Em palestra em novembro, no evento TEDx Amazônia, Zé Cláudio, também conhecido como Zé Castanha, denunciava o desmate. “É um desastre para quem vive do extrativismo como eu, que sou castanheiro desde os 7 anos da idade, vivo da floresta e protejo ela de todo jeito. Por isso, vivo com a bala na cabeça, a qualquer hora”. “Eu posso estar aqui conversando com vocês e daqui a um mês vocês podem saber a notícia de que desapareci”, disse ele também naquela ocasião.
Em outro momento, também em novembro do ano passado, o extrativista e líder ambiental contou como era conviver dia após dia com as ameaças de morte. Segundo Zé Cláudio, sua mulher sofria muito com a situação, mas era uma defensora da natureza ainda mais ferrenha que ele. “Quando eu paro um madeireiro, é ela quem fotografa com a máquina digital. Por isso que eles (quem os ameaçava) dizem: ‘Não pode matar ele e deixar ela. Não pode matar ela e deixar ele. Tem que matar os dois’”, justificando a razão pela qual matariam os dois.
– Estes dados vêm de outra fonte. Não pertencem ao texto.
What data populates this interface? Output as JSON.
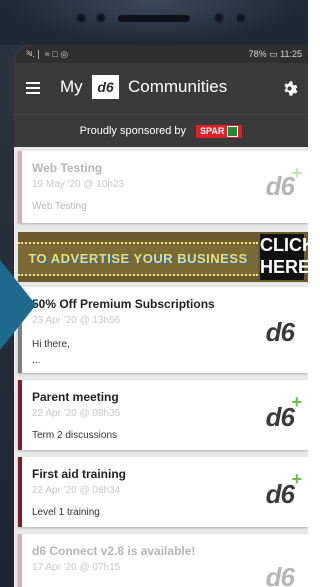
{
  "status_bar": {
    "left": "³ᵍ.❘ ≈ □ ◎",
    "right": "78% ▭ 11:25"
  },
  "app_bar": {
    "title_my": "My",
    "logo": "d6",
    "title_rest": "Communities"
  },
  "sponsor": {
    "label": "Proudly sponsored by",
    "brand": "SPAR"
  },
  "banner": {
    "text": "TO ADVERTISE YOUR BUSINESS",
    "click": "CLICK HERE"
  },
  "cards": [
    {
      "title": "Web Testing",
      "date": "19 May '20 @ 10h23",
      "body": "Web Testing",
      "body2": "",
      "logo": "d6",
      "plus": "+",
      "faded": true
    },
    {
      "title": "50% Off Premium Subscriptions",
      "date": "23 Apr '20 @ 13h56",
      "body": "Hi there,",
      "body2": "...",
      "logo": "d6",
      "plus": "",
      "faded": false
    },
    {
      "title": "Parent meeting",
      "date": "22 Apr '20 @ 08h35",
      "body": "Term 2 discussions",
      "body2": "",
      "logo": "d6",
      "plus": "+",
      "faded": false
    },
    {
      "title": "First aid training",
      "date": "22 Apr '20 @ 08h34",
      "body": "Level 1 training",
      "body2": "",
      "logo": "d6",
      "plus": "+",
      "faded": false
    },
    {
      "title": "d6 Connect v2.8 is available!",
      "date": "17 Apr '20 @ 07h15",
      "body": "",
      "body2": "",
      "logo": "d6",
      "plus": "",
      "faded": true
    }
  ],
  "colors": {
    "appbar": "#3a3a3a",
    "card_border_default": "#d7b2b5",
    "card_border_dark": "#7a1e2a",
    "accent_green": "#6cc04a",
    "arrow": "#1e6a8f"
  }
}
Por conta das ameaças que recebia e das dificuldades de continuar o trabalho extrativista no assentamento, Zé Cláudio falava inclusive em deixar o local.
Longa lista de assassinados e ameaçados
As cinco últimas vítimas deste ano aumentam o já longo rosário de assassinatos, de lideranças mais ou menos conhecidas, passando por Chico Mendes (1988) e Ir. Dorothy Stang (2005), para citar apenas os dois casos de maior repercussão. O fato de terem sido mortos em épocas diferentes indica também a permanência histórica dos conflitos de terra em nosso país.
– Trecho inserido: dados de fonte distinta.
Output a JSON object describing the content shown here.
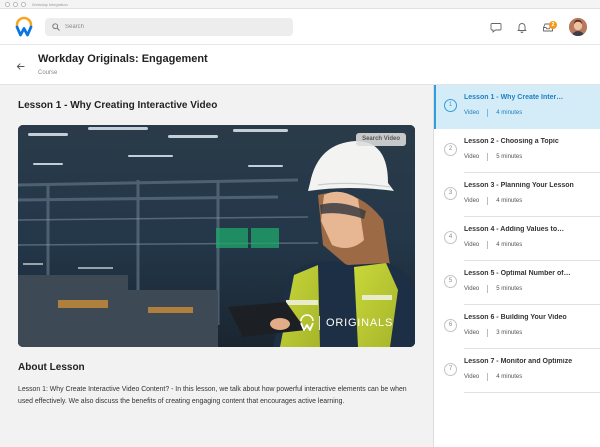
{
  "window": {
    "title": "Workday Integration"
  },
  "header": {
    "search_placeholder": "Search",
    "inbox_count": "2"
  },
  "course": {
    "title": "Workday Originals: Engagement",
    "subtitle": "Course"
  },
  "lesson": {
    "title": "Lesson 1 - Why Creating Interactive Video",
    "search_video_label": "Search Video",
    "originals_label": "ORIGINALS",
    "about_title": "About Lesson",
    "about_text": "Lesson 1: Why Create Interactive Video Content? - In this lesson, we talk about how powerful interactive elements can be when used effectively. We also discuss the benefits of creating engaging content that encourages active learning."
  },
  "sidebar": {
    "lessons": [
      {
        "number": "1",
        "title": "Lesson 1 - Why Create Inter…",
        "type": "Video",
        "duration": "4 minutes",
        "active": true
      },
      {
        "number": "2",
        "title": "Lesson 2 - Choosing a Topic",
        "type": "Video",
        "duration": "5 minutes",
        "active": false
      },
      {
        "number": "3",
        "title": "Lesson 3 - Planning Your Lesson",
        "type": "Video",
        "duration": "4 minutes",
        "active": false
      },
      {
        "number": "4",
        "title": "Lesson 4 - Adding Values to…",
        "type": "Video",
        "duration": "4 minutes",
        "active": false
      },
      {
        "number": "5",
        "title": "Lesson 5 - Optimal Number of…",
        "type": "Video",
        "duration": "5 minutes",
        "active": false
      },
      {
        "number": "6",
        "title": "Lesson 6 - Building Your Video",
        "type": "Video",
        "duration": "3 minutes",
        "active": false
      },
      {
        "number": "7",
        "title": "Lesson 7 - Monitor and Optimize",
        "type": "Video",
        "duration": "4 minutes",
        "active": false
      }
    ]
  },
  "colors": {
    "accent": "#2f9fdc",
    "active_bg": "#d4ecf8",
    "badge": "#f39a1c",
    "logo_blue": "#0875e1",
    "logo_orange": "#f5a623"
  },
  "icons": [
    "workday-logo",
    "search-icon",
    "chat-icon",
    "bell-icon",
    "inbox-icon",
    "back-arrow-icon"
  ]
}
A CPT desde 1985 divulga, anualmente, o relatório sobre os conflitos no campo. Segundo a entidade, de 2000 a 2010, 1.855 pessoas foram ameaçadas pelo menos uma vez. Desse total, 207 pessoas foram ameaçadas mais de uma vez, sendo que 42 acabaram sendo assassinadas e 30 chegaram a sofrer tentativa de assassinato. De 2000 a 2010, foram assassinadas 401 pessoas em todo o país.
Na lista de marcados para morrer estão, entre outros, um sindicalista, um agricultor e dois vereadores de Nova Ipixuna, no sudeste do Pará, e dez líderes comunitários da região amazonense de Lábrea.
Já em março passado, um grupo de 13 ativistas, entre as quais freira Henriqueta Cavalcante, da Comissão de Justiça e Paz, da CNBB (Conferência Nacional dos Bispos do Brasil) estavam juradas de morte no Pará.
Os assassinatos ocorridos no Pará, fazem da região Norte a mais violenta do Brasil.
Governo dá sinais de reação
Diante das mortes, o governo federal começou a se mover, até porque os assassinatos, além do impacto interno, têm repercussões em nível internacional, chamuscando ainda mais a imagem do Brasil, especialmente em relação ao tratamento dado à Amazônia, com consequências econômicas.
Entre as iniciativas, estão as seguintes: a) Imediatamente, o governo começou a convocar diversos setores do governo, da sociedade civil (Comissão Pastoral da Terra – CPT) e os governadores, para discutir ações que devem ser tomadas com vistas a enfrentar a situação. Ao nível do governo, foram ou estão sendo mobilizados vários ministérios, o Incra (Instituto Nacional de Colonização e Reforma Agrária), a Força Nacional de Segurança Pública, a Polícia Federal e a Polícia Rodoviária Federal.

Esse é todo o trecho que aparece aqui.